J’ai lu sur la Toile, comme on peut s’en douter, beaucoup de choses sur les panthéons en ésotérisme. Cet aspect de la « magie » revêt pour certains praticiens une grande importance ; aussi veux-je aujourd’hui y ajouter mon grain de sel, en tâchant d’expliquer la notion telle que je crois l’avoir comprise chez nos confrères ésotéristes, et enfin telle que je l’applique dans m pratique de tous les jours.
Pour commencer, un rapide rappel de ce que signifie le mot panthéon : se référant d’abord à un temple dans la Grèce Antique, il désigne davantage aujourd’hui, par métonymie, l’ensemble des dieux et déesses d’une culture donnée. On parle de panthéon grec, égyptien…

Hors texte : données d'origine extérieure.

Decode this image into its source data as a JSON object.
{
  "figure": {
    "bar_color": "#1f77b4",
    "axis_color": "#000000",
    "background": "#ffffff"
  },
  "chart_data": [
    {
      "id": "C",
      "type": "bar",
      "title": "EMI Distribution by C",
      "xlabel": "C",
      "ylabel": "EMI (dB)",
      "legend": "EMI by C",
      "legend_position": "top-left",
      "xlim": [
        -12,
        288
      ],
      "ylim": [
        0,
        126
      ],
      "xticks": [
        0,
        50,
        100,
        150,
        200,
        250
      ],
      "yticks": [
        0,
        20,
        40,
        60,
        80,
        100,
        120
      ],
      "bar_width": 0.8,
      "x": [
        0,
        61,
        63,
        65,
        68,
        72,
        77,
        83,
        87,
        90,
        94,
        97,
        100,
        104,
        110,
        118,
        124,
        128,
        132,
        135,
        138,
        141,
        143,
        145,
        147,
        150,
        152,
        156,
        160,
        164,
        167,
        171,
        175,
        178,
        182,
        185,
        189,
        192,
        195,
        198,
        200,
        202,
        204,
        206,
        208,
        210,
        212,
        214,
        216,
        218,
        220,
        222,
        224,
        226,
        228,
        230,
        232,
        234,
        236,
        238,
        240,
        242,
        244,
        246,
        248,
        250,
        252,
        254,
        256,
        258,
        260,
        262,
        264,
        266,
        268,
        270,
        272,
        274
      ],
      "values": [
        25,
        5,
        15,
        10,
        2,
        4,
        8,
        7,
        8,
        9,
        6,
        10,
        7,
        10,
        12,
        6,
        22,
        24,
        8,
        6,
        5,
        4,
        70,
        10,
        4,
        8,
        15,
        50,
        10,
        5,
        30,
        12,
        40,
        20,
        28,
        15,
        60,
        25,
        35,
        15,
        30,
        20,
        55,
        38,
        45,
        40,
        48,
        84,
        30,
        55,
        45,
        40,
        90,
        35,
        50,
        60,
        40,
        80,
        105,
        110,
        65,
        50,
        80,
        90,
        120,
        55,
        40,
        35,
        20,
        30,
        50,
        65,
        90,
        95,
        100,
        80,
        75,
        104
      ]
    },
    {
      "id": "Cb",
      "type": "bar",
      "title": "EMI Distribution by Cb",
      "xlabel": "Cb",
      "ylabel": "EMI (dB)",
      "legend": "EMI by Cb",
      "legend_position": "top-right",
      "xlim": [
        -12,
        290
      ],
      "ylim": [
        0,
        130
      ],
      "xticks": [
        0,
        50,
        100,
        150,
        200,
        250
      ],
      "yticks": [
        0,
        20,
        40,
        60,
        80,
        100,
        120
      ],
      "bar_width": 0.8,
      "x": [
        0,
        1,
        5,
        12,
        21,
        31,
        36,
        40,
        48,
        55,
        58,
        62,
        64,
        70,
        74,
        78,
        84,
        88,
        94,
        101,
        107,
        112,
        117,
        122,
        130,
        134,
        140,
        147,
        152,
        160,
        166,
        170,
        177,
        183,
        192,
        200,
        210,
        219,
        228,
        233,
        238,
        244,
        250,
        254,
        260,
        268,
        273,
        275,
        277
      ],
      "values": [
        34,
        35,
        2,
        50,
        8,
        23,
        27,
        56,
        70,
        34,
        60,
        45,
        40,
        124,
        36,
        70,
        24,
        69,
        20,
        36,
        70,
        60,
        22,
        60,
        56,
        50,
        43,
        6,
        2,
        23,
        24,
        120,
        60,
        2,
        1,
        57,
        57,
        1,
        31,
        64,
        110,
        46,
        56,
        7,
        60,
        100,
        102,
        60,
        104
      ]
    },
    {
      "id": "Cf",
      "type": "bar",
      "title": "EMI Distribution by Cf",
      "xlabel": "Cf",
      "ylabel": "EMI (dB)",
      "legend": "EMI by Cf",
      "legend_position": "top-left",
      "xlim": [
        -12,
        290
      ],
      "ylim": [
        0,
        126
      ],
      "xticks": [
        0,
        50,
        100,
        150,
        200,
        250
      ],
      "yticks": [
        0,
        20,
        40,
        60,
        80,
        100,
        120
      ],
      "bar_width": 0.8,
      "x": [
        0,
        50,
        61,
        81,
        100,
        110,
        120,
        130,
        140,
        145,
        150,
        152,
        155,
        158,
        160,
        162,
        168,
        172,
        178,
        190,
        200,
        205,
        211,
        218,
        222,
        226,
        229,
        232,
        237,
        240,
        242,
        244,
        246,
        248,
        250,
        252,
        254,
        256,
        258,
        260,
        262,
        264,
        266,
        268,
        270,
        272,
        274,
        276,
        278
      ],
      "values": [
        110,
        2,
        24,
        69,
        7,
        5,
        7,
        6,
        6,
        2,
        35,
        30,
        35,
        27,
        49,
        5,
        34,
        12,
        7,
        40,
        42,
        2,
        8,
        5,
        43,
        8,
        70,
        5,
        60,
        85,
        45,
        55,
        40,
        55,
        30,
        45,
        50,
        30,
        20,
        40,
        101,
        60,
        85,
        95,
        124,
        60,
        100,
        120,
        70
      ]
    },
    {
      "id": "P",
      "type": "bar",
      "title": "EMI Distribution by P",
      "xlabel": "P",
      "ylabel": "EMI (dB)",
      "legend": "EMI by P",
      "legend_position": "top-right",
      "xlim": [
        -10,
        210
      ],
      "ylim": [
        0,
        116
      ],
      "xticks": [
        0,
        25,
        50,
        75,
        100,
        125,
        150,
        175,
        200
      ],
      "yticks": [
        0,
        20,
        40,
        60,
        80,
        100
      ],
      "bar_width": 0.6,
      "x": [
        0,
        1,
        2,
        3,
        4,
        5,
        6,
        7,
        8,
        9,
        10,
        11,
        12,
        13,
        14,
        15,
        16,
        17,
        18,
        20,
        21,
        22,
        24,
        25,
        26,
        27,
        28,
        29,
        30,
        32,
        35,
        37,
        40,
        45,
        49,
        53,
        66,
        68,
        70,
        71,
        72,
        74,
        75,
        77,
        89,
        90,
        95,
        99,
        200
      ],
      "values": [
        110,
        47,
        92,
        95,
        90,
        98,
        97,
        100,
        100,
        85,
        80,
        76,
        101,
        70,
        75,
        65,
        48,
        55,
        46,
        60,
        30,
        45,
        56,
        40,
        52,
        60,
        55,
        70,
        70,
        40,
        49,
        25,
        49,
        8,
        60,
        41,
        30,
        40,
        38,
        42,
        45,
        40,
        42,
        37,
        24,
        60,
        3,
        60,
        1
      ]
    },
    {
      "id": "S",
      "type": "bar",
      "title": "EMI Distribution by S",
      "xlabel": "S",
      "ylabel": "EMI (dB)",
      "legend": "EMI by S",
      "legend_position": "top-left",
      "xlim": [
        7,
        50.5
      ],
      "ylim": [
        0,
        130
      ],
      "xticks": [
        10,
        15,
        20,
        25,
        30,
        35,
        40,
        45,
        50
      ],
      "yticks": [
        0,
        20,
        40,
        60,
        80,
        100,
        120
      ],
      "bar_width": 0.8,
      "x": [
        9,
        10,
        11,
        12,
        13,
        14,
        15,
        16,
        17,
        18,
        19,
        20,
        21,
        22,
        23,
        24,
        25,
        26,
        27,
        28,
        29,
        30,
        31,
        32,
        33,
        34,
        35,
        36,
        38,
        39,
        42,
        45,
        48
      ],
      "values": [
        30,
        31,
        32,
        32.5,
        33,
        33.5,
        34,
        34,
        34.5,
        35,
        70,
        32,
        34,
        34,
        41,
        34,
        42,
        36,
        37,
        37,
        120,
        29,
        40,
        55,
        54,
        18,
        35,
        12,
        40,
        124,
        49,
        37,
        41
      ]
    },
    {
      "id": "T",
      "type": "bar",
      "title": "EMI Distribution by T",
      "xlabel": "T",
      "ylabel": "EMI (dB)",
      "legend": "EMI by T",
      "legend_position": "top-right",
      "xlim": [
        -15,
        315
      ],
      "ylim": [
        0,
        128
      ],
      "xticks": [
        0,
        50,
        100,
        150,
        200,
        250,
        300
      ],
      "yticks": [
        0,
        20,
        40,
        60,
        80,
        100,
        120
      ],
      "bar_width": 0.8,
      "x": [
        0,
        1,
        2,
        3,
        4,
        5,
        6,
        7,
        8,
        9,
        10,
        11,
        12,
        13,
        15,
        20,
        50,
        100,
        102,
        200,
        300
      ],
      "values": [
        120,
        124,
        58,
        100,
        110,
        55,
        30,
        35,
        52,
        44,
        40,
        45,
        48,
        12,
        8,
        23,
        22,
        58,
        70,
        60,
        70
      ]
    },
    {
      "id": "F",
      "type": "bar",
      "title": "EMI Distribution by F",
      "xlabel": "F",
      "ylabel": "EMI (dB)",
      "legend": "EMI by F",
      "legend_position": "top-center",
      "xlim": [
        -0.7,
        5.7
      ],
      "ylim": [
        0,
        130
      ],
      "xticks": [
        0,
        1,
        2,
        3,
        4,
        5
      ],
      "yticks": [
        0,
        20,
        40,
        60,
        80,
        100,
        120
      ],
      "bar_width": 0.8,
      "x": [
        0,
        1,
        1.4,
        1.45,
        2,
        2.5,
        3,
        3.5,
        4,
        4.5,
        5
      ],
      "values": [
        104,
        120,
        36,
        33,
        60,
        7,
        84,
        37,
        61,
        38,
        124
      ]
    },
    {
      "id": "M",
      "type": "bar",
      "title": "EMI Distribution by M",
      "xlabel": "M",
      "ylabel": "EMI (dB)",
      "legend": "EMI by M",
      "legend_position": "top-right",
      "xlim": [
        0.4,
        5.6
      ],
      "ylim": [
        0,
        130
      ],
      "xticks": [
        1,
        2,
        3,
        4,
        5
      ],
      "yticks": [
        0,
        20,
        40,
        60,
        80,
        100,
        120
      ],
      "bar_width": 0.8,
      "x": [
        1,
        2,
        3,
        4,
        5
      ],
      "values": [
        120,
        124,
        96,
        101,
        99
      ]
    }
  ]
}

Dans la mesure où notre pratique ésotérique nous amène parfois (« parfois »…) à côtoyer des êtres de statures divines, et ne serait-ce que par pur souci d’étude, de respect envers les Entités avec qui l’on veut traiter – sans parler de la plus élémentaire des prudences – on comprend aisément que l’on fasse si grand cas des panthéons dans notre milieu. Mais l’usage ésotérique de la notion dépasse son cadre traditionnel.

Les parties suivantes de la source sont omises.